I worked 2 or 3 days a week, volunteered a day a week at a community legal centre during my second year, joined a few committees for networking reasons, did a bit of mentoring for new law students, lined up a few two week volunteer stints at firms (to test things out and also for networking), and studied.
Where did you want to work when you were studying, and what are you doing now?
When I started I had absolutely no idea. I just knew that I liked the idea of law. It wasn’t until half way through my degree that I realised that I wanted to work in a corporate law firm, which is where I am now.
If you had one piece of advice for current students, what would it be?
I can’t remember who told me this, or if I read it somewhere, but I heard a story ages ago which has always stuck in my mind, and which current students might find encouraging,
There were two people, and one of them had it all; they had risen to a respected position in their industry, had a beautiful house, nice car, and managed to have all those small unique things that the second person always wanted (and in my mind the person was really humble, despite their obvious consumerist tendencies).

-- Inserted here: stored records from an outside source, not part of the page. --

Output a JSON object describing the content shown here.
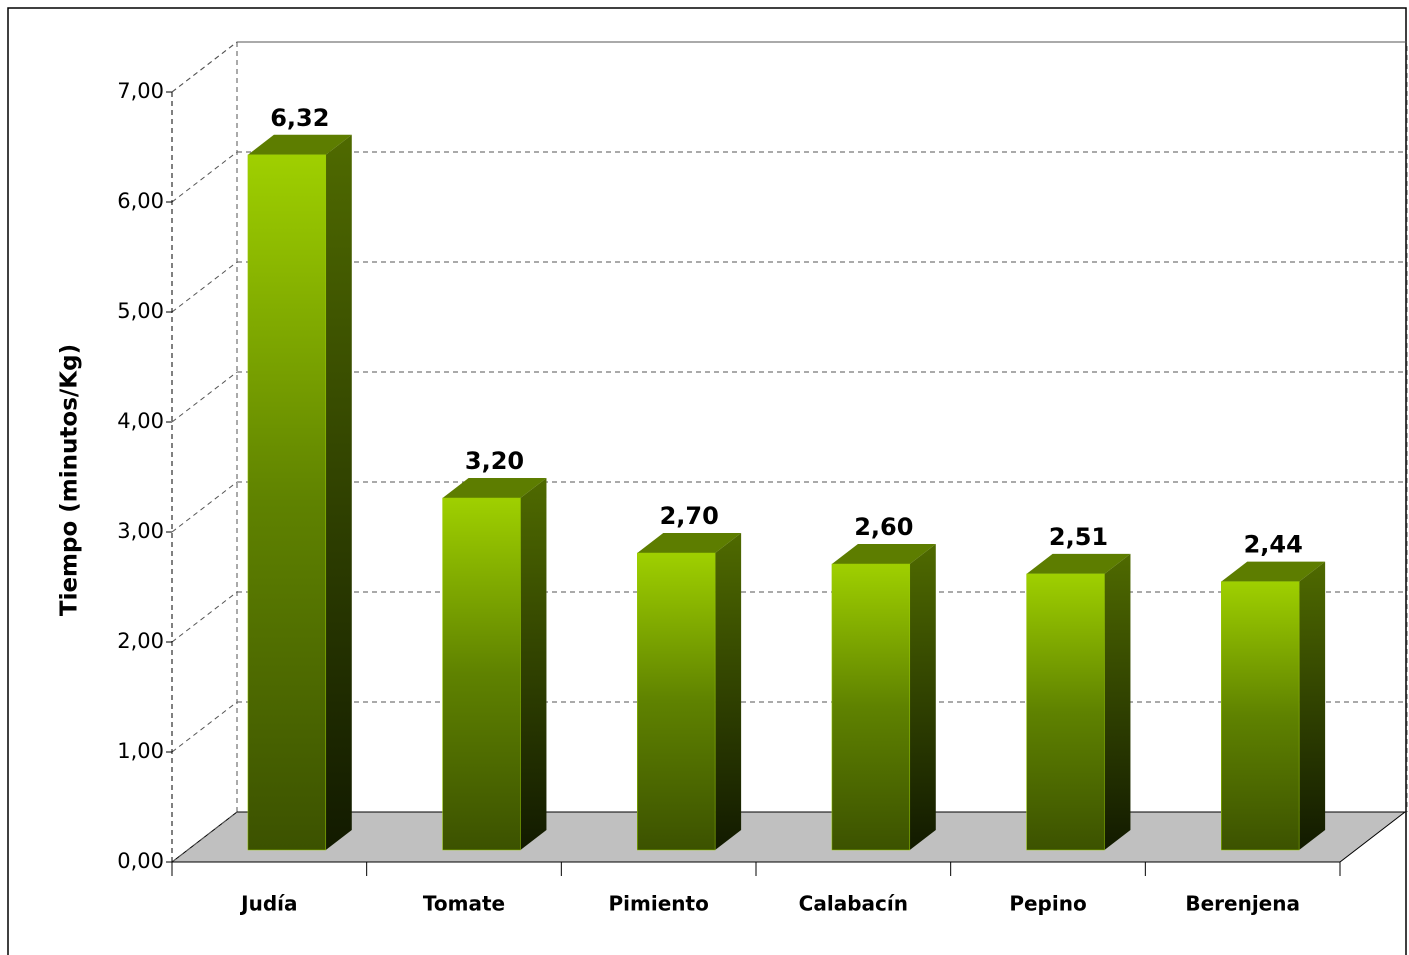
{
  "chart_data": {
    "type": "bar3d",
    "y_axis_label": "Tiempo (minutos/Kg)",
    "categories": [
      "Judía",
      "Tomate",
      "Pimiento",
      "Calabacín",
      "Pepino",
      "Berenjena"
    ],
    "values": [
      6.32,
      3.2,
      2.7,
      2.6,
      2.51,
      2.44
    ],
    "value_labels": [
      "6,32",
      "3,20",
      "2,70",
      "2,60",
      "2,51",
      "2,44"
    ],
    "color": "#99cc00",
    "ylim": [
      0,
      7
    ],
    "yticks": [
      {
        "value": 0,
        "label": "0,00"
      },
      {
        "value": 1,
        "label": "1,00"
      },
      {
        "value": 2,
        "label": "2,00"
      },
      {
        "value": 3,
        "label": "3,00"
      },
      {
        "value": 4,
        "label": "4,00"
      },
      {
        "value": 5,
        "label": "5,00"
      },
      {
        "value": 6,
        "label": "6,00"
      },
      {
        "value": 7,
        "label": "7,00"
      }
    ],
    "grid": true
  }
}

Anyway, they were talking (they didn’t have a particularly close relationship, but were generally friendly), and the second person said “wow, you’re really lucky to be where you are”. The first person smiled and nodded, and said, “you know, I’ve always found that the harder I’ve worked, the luckier I’ve been”.
I think that kind of optimism that hard work will pay off is what got me through law school.
Any final words?
Just work hard, and keep your mind open to different opportunities. Always be kind to everyone – the legal industry is pretty small. If you haven’t figured it out already, lawyers are really nice, so reach out and ask someone if they have time for a coffee. I promise that you will be surprised with how many people say yes (all lawyers always have time for coffee)!
And finally, no one is going to ask or do anything to get you to where you want to be – you have to do that yourself.